Review of Deep State by Walter Jon Williams


This is the second book in the Dagmar Shaw series, exploring the cyberworld and its potential to change reality. This Is Not A Game started the trilogy off with a bang, when Dagmar, an alternate reality games designer, found herself in the middle of a violent revolution in Jakata which was the start of a series of brutal events that sucked her into a world of violence every bit as frightening as anything she has ever designed…

So – the question is, does Deep State deliver the same smart, cyber-cool storyline and enjoyable slices of humour?

deepstateDagmar Shaw is one of the world’s hottest designers of alternate reality games. She is the Puppetmaster and thousands of gamers are dancing on her strings. But when the campaign she is running in Turkey comes into conflict with the new, brutal regime, she realises that games can have very real consequences.

When an old friend approaches Dagmar with a project so insane, so ambitious, she can’t possibly say no, she is plunged into a world of spies and soldiers. As a nation hangs in the balance, the bullets become real and gamers start dying. In this world of intrigue and betrayal, the master player must face the possibility that she has, herself, been played…

Williams has certainly fixed the slight wobbles in Dagmar’s characterisation apparent in This Is Not A Game – I found her a much stronger, more believable protagonist this time around. I particularly liked the fact that despite her evident skills and charisma, she has been left with post-traumatic stress syndrome after events in This Is Not A Game. A pleasant change to find violence causing such believable mayhem in a fictional character…

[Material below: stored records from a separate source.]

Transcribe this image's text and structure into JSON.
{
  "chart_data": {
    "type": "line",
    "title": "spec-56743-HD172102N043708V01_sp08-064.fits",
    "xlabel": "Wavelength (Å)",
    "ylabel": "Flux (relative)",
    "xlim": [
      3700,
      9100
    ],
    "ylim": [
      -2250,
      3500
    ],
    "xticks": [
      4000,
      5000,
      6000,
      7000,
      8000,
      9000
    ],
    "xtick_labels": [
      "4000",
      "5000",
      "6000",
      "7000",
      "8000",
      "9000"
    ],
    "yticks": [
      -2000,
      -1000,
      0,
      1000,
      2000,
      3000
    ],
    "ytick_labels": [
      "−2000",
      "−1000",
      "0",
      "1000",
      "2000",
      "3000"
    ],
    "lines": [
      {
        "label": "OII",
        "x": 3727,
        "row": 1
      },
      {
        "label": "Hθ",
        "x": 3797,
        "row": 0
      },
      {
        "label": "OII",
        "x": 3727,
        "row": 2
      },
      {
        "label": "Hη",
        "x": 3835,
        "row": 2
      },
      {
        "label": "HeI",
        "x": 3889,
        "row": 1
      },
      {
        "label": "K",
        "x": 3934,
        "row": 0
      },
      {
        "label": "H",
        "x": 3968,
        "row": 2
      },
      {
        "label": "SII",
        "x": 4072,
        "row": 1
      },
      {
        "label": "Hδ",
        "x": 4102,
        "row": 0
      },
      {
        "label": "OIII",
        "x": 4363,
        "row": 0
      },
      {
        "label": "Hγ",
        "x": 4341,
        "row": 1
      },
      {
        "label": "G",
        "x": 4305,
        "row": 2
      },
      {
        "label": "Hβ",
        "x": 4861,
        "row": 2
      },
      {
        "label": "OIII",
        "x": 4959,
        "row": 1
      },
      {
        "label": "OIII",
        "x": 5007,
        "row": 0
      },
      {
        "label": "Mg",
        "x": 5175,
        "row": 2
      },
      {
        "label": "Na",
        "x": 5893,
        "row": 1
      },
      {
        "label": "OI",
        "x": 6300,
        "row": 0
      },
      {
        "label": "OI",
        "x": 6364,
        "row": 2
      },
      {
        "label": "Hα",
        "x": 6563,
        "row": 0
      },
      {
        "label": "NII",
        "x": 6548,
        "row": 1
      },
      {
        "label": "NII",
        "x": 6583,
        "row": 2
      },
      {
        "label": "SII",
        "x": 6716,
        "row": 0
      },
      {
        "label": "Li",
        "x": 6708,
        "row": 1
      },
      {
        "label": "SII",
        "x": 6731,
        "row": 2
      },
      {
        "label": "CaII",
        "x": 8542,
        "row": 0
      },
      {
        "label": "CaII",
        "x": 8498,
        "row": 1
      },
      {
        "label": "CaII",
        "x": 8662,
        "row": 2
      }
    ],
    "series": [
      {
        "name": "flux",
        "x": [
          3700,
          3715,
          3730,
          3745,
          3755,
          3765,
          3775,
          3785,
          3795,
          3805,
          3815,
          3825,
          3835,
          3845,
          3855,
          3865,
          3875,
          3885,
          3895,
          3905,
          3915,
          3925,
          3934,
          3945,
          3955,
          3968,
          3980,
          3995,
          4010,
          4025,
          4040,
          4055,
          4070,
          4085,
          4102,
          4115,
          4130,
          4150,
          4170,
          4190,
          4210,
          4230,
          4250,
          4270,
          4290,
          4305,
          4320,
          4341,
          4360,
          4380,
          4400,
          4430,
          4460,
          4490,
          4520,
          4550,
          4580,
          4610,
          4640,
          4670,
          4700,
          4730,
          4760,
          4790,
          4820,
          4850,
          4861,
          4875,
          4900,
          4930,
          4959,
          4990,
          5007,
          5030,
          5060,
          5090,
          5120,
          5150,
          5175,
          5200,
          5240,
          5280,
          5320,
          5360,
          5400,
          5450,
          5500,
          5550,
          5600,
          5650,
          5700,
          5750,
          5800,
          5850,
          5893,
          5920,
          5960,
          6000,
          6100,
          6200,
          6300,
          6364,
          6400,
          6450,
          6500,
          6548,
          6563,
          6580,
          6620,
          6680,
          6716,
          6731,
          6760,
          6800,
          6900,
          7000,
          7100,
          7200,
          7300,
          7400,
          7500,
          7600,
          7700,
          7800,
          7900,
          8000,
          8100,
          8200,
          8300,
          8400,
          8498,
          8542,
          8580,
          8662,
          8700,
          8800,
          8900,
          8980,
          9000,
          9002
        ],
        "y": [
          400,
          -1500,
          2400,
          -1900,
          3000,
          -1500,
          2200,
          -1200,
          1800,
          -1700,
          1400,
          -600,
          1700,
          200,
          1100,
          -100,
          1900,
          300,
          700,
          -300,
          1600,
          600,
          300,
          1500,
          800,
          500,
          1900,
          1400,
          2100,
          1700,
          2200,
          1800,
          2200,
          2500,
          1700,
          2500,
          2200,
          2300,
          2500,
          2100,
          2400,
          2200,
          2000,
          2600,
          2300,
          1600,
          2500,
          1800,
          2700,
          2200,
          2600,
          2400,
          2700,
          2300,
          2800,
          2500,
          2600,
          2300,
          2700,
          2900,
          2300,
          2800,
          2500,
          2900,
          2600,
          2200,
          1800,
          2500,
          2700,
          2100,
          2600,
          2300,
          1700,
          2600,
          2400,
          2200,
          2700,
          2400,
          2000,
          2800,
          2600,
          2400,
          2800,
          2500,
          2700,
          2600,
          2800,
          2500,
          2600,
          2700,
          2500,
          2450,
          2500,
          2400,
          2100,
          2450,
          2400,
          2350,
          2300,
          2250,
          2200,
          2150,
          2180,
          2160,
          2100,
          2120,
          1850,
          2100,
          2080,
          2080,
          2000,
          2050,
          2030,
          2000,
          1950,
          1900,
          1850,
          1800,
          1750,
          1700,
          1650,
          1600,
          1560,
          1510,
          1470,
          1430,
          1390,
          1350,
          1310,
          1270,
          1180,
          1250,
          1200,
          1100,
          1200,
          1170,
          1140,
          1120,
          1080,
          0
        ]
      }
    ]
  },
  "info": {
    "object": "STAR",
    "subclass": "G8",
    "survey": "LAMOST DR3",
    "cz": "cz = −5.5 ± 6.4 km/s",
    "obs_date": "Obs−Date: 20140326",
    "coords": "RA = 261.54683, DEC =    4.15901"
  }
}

As for the storyline – there were some clear parallels to the way social media was used during the Arab Spring and how Williams’ fictional characters decide to harness the likes of Twitter and Facebook to attempt to overthrow the brutal regime. However, this is a work of fiction and the fact that those similarities quickly break down under closer examination doesn’t particularly detract from the book, as far as I’m concerned. As long as Williams’ world persuaded me to suspend my disbelief for the duration of the novel, then I was more than happy to go along with the proposition that various staged gaming events could pose significant problems for a military regime unaccustomed to dealing with flash mobs.

I also found the violent response all too believable – along with the evident ramping of tension, consequences and costs. Another feature of this book I thoroughly approve of – is that when people die, it is treated as a major event that leaves everyone shaken and upset. There are still the gamers and their response to what is going on – although it did occur to me that if you hadn’t first read This Is Not A Game, you may be slightly scratching your head at their appearance, which is a lot more piecemeal and less coherent in this novel. However, unlike many series, I do think that you could comfortably read Deep State without having read the first Dagmar Shaw adventure.

All in all, this is an entertaining slice of near-future action that may have some similarities with totalitarian regimes and their reluctant populations. However, I don’t recommend it on the grounds that it has any political significance – I’m not convinced enough that Williams’ has sufficiently nailed the underlying tensions and sheer complexity of Turkish society for that to be the case. But as an enjoyable piece of fiction, it is certainly worth reading – and is far more than a placeholder that second volumes all too frequently end up being.